Page 780 - Week 03 - Tuesday, 21 March 2017
As mentioned on presentation of the bill, the Co-operatives National Law is set out as an appendix to the New South Wales Co-Operatives (Adoption of National Law) Act 2012. I also mentioned in my introduction to the bill that our cooperatives act and regulation are based on the now repealed New South Wales act and regulation. It makes sense that our cooperatives continue to be subject to the same requirements that exist over the border and that we take advantage of nationally uniform law for the benefit of interstate cooperatives who wish to carry on a business here in the territory.
New South Wales has led the development of the uniform Co-operatives National Law, and New South Wales was the first jurisdiction to replace its scheme with the uniform Co-operatives National Law. While Queensland has not made nationally consistent legislation, each other state and the Northern Territory has progressively made legislation to either acquire the Co-operatives National Law in their jurisdiction or, in the case of Western Australia, to make legislation consistent with it.

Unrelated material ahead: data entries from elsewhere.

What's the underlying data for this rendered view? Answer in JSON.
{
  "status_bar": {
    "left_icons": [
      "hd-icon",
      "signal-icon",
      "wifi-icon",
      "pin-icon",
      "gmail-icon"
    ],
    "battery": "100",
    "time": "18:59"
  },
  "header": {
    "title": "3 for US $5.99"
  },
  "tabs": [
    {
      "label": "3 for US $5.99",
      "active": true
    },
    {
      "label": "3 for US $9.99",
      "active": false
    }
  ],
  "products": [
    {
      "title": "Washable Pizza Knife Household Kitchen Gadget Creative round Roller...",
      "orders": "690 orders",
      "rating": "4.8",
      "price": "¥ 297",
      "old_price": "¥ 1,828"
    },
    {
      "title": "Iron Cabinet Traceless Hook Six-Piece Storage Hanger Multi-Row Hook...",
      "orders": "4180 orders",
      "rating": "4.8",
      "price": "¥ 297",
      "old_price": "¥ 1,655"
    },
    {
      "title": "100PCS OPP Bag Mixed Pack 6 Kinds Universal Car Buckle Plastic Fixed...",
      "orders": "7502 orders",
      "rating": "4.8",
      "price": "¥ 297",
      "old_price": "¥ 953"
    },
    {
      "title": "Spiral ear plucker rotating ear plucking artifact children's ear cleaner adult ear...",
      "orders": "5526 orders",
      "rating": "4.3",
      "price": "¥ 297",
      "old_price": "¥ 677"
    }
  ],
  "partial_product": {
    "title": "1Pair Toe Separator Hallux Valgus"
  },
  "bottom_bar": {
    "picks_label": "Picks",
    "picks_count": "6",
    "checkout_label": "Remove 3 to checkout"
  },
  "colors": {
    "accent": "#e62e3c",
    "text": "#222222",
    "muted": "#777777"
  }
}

The ACT agreed to progress this reform under the Australian uniform co-operatives laws agreement. By passing this bill today the ACT has fulfilled its obligations under that agreement. As at 1 March 2017 seven local co-operatives were registered in the ACT, providing a range of important services to the community, including affordable health care.
It is important that our small cooperatives are subject to reporting and financial requirements which are fair and balanced. One of the major reforms of the Co-operatives National Law is to simplify reporting and financial requirements for small cooperatives and to recognise that small cooperatives have limited capacity to comply with the more onerous reporting obligations which apply to large cooperatives.
Under the current law small cooperatives, unlike small companies, are subject to the same reporting requirements as large cooperatives. Under the Co-operatives National Law, small cooperatives are only required to provide financial reports to their members. These fairly simple financial reporting requirements are prescribed in the Co-operatives National Regulations, which are provided in the New South Wales regulations. They include the provision of reports such as income and expenditure statements and balance sheets. Small cooperatives will no longer be expected to provide publicly available accounts to the registrar and there will be no need for accounts to be audited.
Small cooperatives will need to provide the registrar with an annual return each year. The annual return must set out the information prescribed in the Co-operatives National Regulations, such as the current name of the cooperative, its registered office address, the names of directors, the date of the last annual general meeting and the date when financial reports were provided to members. Existing cooperatives that have been registered under the Cooperatives Act are taken to be registered under the new act. A local regulation will be made before the commencement date of 1 May 2017 which will make specific provision for existing rules so that these will continue in force.